$\DeclareMathOperator{\rank}{rank}$
@Christoph Hanck has provided the correct solution. I just wanted to add the step of showing $X'P_zX$ is invertible so that it is positive definite and the result linked in Christoph Hanck's answer applies. That $X'X$ is invertible is relatively trivial in view of $\operatorname{rank}(X'X) = \operatorname{rank}(X) = k$.
To this end, we need:
Lemma: If $A \in \mathbb{R}^{m \times n}$ is of full column rank, then for any $B \in \mathbb{R}^{n \times p}$, $$\rank(AB) = \rank(B).$$
Since $P_z$ is symmetric and idempotent, $X'P_zX = X'P_z'P_zX = (P_zX)'P_zX$, it then follows that
\begin{align}
& \rank(X'P_zX) \\
=& \rank(P_zX) \tag*{($\rank(A'A) = \rank(A)$)} \\
=& \rank(Z(Z'Z)^{-1}Z'X) \tag*{(Plug in definition of $P_z$)}\\
=& \rank(Z'X) \tag*{(Lemma)}\\
=& \rank(X'Z) \tag*{($\rank(A) = \rank(A')$)} \\
=& k. \tag*{(Condition)}
\end{align}
This shows that the order $k$ matrix $X'P_zX$ is invertible.
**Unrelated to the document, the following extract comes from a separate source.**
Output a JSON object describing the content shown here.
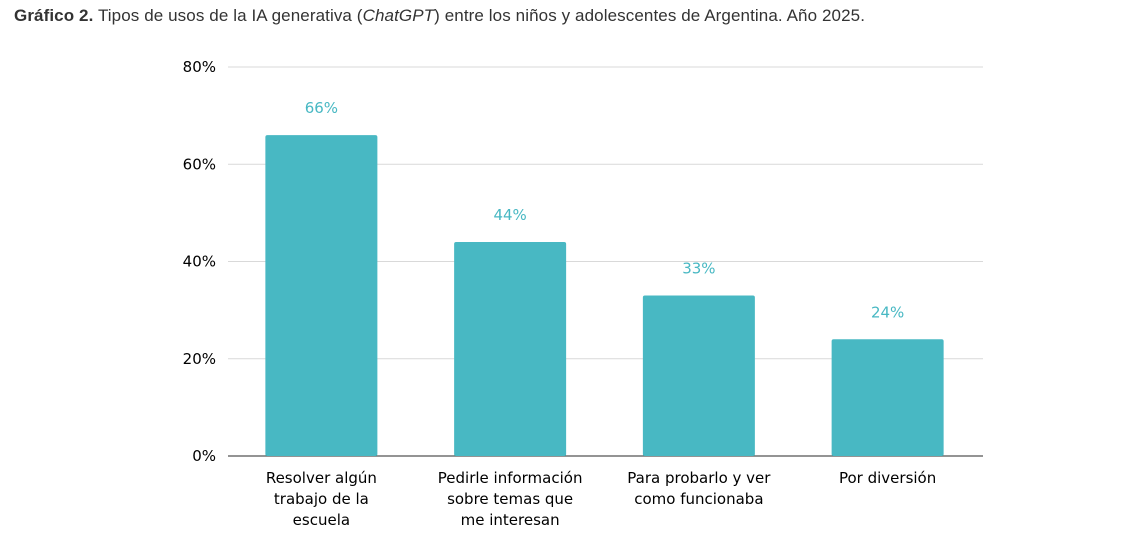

In the "Lemma" step above, we also implicitly used the fact $\rank(AB) = \rank(A)$ if $B$ is invertible (where $A = Z, B = (Z'Z)^{-1}$).
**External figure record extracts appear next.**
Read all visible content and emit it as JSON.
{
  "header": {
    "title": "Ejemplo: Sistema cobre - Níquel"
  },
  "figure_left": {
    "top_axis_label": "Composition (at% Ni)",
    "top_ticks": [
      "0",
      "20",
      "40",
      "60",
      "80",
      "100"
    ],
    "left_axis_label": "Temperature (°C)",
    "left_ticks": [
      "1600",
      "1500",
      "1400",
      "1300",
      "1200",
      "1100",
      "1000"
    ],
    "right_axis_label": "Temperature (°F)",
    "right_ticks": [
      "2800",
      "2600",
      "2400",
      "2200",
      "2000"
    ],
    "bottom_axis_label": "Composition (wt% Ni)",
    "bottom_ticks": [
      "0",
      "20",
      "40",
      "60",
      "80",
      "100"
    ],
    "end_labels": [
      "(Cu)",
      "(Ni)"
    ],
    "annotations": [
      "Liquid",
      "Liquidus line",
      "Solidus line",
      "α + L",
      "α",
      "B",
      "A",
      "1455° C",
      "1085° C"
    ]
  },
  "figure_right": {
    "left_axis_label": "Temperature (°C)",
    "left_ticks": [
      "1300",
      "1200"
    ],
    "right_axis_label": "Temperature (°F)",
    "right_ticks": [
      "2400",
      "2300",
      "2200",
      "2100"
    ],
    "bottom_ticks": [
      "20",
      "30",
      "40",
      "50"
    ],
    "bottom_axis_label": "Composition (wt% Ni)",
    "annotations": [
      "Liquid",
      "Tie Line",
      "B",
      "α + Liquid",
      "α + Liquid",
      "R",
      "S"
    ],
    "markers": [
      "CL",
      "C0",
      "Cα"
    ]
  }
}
Proof of Lemma: View $AB$ and $B$ as linear mappings from $\mathbb{R}^{p}$ to $\mathbb{R}^m$ and $\mathbb{R}^p$ to $\mathbb{R}^n$ respectively, then by rank-nullity theorem, $\rank(AB) = p - \dim(N(AB))$, $\rank(B) = p - \dim(N(B))$. Therefore it suffices to show $N(AB) = N(B)$. Clearly $N(B) \subset N(AB)$. Conversely, if $x \in N(AB)$, then $ABx = 0$, whence $Bx \in N(A) = 0$ due to $\rank(A) = n$ (apply rank-nullity theorem again). That means $x \in N(B)$, i.e., $N(AB) = N(B)$. This completes the proof.